In 2016–17, he stood out as Jena's leading scorer, averaging 18.1 points a game in 25 Bundesliga contests, while pulling down 6.4 rebounds and dishing out 3.0 assists a game.

=== Casademont Zaragoza (2017) ===
In April 2017, he signed to finish the season with Spanish Liga ACB side Casademont Zaragoza. Featuring in six ACB contests until the end of the 2016–17 campaign, he scored 11.2 points a game, while pulling down 6.2 rebounds and handing out 2.2 assists per outing.

=== Afyon Belediye (2017–2019) ===
On July 10, 2017, Knight signed with Afyon Belediye of the Turkish Basketball First League. With Afyon, he was promoted to the first-tier Basketbol Süper Ligi (BSL) after winning the promotion playoffs. He re-signed for the 2018–19 season.

=== Riesen Ludwigsburg (2019–2020) ===
In January 2019, he moved back to Germany, joining MHP Riesen Ludwigsburg. In the 2019–20 season, Knight made it to the German Bundesliga finals with Ludwigsburg, but missed the finals due to injury. His team lost to Alba Berlin, however, Knight was named Most Valuable Player of the Bundesliga finals tournament. He averaged 16.5 points, 5.9 rebounds, 3.2 assists and 1.6 steals per game throughout the 2019–20 Bundesliga campaign.
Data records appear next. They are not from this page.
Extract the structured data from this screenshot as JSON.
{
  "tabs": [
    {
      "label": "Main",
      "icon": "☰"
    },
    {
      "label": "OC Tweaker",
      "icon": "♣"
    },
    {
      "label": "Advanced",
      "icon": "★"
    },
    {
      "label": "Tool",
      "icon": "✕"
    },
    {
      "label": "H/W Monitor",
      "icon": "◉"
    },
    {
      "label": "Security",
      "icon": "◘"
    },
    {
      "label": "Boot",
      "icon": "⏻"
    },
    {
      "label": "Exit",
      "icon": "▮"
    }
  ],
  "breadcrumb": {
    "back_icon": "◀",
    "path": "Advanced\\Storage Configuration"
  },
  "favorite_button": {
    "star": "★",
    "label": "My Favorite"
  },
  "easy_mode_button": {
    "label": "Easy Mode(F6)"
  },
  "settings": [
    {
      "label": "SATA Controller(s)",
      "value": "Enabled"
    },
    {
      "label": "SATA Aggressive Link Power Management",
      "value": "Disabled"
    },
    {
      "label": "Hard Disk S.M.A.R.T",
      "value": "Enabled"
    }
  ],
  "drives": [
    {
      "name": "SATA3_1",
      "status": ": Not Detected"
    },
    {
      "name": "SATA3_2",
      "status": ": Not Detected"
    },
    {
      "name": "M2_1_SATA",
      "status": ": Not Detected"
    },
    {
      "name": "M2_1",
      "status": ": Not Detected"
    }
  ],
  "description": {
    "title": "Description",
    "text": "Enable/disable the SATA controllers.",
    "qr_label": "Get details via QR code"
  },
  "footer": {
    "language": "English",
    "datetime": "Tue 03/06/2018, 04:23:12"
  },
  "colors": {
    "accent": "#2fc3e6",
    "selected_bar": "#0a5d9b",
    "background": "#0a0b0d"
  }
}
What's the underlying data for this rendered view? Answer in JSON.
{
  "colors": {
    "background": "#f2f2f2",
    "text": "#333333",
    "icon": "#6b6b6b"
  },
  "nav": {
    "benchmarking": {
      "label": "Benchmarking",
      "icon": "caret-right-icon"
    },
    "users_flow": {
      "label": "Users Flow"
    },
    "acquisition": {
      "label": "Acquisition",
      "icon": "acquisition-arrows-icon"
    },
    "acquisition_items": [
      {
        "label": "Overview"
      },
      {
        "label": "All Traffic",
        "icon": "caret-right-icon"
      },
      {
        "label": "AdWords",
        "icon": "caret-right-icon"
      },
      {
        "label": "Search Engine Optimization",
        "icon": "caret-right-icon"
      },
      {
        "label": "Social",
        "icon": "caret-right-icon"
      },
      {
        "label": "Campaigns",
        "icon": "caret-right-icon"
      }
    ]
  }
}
=== AS Monaco (2020–2021) ===
On July 24, 2020, he signed with AS Monaco. Knight parted ways with the team on September 1, 2021.

=== LDLC ASVEL (2021–2022) ===
On November 12, 2021, he was signed by LDLC ASVEL to replace the injured David Lighty. Knight extended his contract on February 3, 2022, until the end of the season.

=== Samara (2022–2023) ===
On July 28, 2022, he signed with BC Samara of the VTB United League.

=== UNICS Kazan (2023–2025) ===
On March 23, 2023, Knight signed with UNICS Kazan of the VTB United League.

=== Al Ahli Tripoli (2025) ===
In September 2025, he played with Libyan club Al Ahli Tripoli at the 2025 FIBA Intercontinental Cup, where the team won a bronze medal, becoming the first African team in history to finish on the podium.

=== Shanxi Loongs (2026) ===
On January 1, 2026, Knight signed with Shanxi Loongs of the Chinese Basketball Associaton (CBA).

=== Lokomotiv Kuban (2026–present) ===
On August 9, 2026, Knight signed with Lokomotiv Kuban of the VTB United League.

===The Basketball Tournament===
In 2017, Knight participated in The Basketball Tournament for Blue Zoo, a team of Middle Tennessee alumni. The team lost in the first round of the tournament. The Basketball Tournament is an annual $2 million winner-take-all tournament broadcast on ESPN.